Available on: Software LP

Daniel Lopatin has managed to steer his Oneohtrix Point Never persona through a genuinely enthralling journey over the years. Part of this has been the quick establishment of a distinct style and a seemingly endless ability to generate huge amounts of material at a consistently high standard. But another aspect is the  balanced approach to the project’s development overall; through a level-headed use of unexpected decisions – risks, even – Lopatin has managed to evolve the sound of Oneohtrix Point Never while maintaining a familiarity that is easy to embrace.

Replica only seals this admirable reputation further, marking his most dramatic stylistic changes to date. Hallmarks of Lopatin’s style remain – the thick harmonic progressions and long-form melodies – and these closest resemble material from previous album Returnal where they occur. But where Returnal marked a development from earlier, cleaner analogue voicings and arpeggiations into a dirtier, more challenging textural terrain, Replica develops where Returnal itself left off – the writhing percussion sample textures and ghostly warblings of ‘Preyouandi’.

Here in Replica, it is still Lopatin’s remarkable ability to self-impose dynamic structures that gives each track an individual character. However, the resulting constructions are now built from new materials with new properties, and the technical move to do so has been quite a simple one; to largely replace synthesizer melodies and harmonies with samplers and fragments of audio.

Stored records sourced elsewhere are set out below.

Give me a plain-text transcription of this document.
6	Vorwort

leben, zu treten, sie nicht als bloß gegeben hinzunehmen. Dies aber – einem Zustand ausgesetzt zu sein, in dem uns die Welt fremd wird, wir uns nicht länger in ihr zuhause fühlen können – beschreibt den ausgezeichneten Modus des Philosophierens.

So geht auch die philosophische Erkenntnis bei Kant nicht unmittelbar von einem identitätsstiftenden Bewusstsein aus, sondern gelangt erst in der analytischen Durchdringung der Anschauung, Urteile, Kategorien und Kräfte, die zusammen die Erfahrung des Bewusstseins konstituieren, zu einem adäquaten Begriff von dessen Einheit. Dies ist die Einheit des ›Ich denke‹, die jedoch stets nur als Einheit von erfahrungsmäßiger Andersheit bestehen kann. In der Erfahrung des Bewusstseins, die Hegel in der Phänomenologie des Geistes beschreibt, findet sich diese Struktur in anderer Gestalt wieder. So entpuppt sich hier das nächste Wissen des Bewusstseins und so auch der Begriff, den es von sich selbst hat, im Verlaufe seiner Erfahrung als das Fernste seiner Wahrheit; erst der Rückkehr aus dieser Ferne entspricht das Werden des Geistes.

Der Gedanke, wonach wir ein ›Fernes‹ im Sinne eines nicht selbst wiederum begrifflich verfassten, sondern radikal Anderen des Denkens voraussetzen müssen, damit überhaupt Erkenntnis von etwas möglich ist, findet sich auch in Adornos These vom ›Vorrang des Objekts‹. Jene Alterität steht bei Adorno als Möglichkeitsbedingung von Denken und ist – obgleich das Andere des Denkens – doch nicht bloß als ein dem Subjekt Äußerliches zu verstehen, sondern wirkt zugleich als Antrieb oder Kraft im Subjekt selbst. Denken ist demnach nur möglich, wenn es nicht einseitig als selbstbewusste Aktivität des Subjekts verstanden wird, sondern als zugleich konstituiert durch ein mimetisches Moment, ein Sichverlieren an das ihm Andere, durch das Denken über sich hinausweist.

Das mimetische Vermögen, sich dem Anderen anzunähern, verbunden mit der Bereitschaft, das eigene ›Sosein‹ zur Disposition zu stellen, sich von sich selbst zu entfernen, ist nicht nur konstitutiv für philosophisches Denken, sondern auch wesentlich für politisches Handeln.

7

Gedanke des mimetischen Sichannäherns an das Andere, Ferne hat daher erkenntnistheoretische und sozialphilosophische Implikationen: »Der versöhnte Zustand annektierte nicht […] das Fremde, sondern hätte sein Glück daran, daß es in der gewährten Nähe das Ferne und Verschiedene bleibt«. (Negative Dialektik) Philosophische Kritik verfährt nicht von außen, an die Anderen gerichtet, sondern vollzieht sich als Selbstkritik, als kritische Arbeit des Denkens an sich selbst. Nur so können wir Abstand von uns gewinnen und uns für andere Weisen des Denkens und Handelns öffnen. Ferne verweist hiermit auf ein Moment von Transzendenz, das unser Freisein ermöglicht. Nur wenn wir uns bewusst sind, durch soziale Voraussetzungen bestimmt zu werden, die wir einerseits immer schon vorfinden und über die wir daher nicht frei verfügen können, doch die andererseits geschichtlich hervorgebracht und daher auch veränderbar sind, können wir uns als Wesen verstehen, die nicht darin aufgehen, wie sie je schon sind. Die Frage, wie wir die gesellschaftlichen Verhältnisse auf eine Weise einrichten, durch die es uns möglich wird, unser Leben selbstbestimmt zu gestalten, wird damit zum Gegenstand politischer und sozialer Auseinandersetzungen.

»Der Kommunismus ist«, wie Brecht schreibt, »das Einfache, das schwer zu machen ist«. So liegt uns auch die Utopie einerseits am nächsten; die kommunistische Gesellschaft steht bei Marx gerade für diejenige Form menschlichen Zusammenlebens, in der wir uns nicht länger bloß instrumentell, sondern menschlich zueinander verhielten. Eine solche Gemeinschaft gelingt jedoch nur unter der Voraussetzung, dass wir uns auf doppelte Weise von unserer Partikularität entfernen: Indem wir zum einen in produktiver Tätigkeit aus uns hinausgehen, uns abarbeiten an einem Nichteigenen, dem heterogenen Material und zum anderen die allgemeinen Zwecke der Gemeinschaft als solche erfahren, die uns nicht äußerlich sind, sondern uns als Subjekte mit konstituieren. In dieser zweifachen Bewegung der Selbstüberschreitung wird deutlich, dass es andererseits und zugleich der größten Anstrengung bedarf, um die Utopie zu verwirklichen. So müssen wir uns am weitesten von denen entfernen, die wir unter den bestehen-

This creates a whole new set of considerations, options and restrictions, and Lopatin has deftly managed to balance the simplicity and complexity available to him with the technique. Samples are used as blocks of content, placed, swept and maneuvered around a defined space. Units of sound are juxtaposed precisely, rotating independently while packed against each other in streams of longer progressions. When permitted space they wash and bump against each other like ushered, subtly organised clouds. Lopatin handles their arrangements effortlessly, like cards being shuffled, cut, dealt, and collected.

Re-pitching and looping of samples provide the vast majority, if not the entirety of any audio manipulation. As has been re-invigorated by the vocals of works by Burial, even as the most basic of musique concrète processes the fundamental relationship between timbre, duration and pitch of sampled audio can be fascinating in itself, and Replica explores this thoroughly.

Combined with an extremely particular palette of material, this restriction only heightens the surreal, dream-like quality of the results. Nostalgia occurs on an aesthetic level – much of the album’s sampled content having apparently been selected from a compilation of TV advertisement cues, thus giving it a particular timbral and cultural imprint – but also within the development of the compositions themselves. Motifs are introduced and reoccur within tracks constantly, quickly-looped moments then reoccurring as larger cycles return, sometimes transforming, sometimes placed alongside other surprises. Layers of harmony, melody and more freely assigned audio complete the works, providing unpredictable variation, moments of surprise and heartfelt transformation as these samples busy themselves according to orders beneath.

The outcome is extraordinarily comparable to the warped perception and organisation of thoughts and memories during dreams, as familiar objects and scenarios take on their own sense in entirely unfamiliar and impossible ways, sleep applying its own importance and identity to them. The effect is sublime, the finished record a distinct, surprising but wholly understandable side-step into material only previously flirted with. Comparable in this sense to Bjork’s Medulla it shares the same personal ambition, accomplishment and dedication to exploring new compositional techniques. More than anything, however, Replica places Lopatin at the centre of his own custom-made micro-cosmos, patiently and lovingly watching his creations interact, guiding them and wrapping them in detail.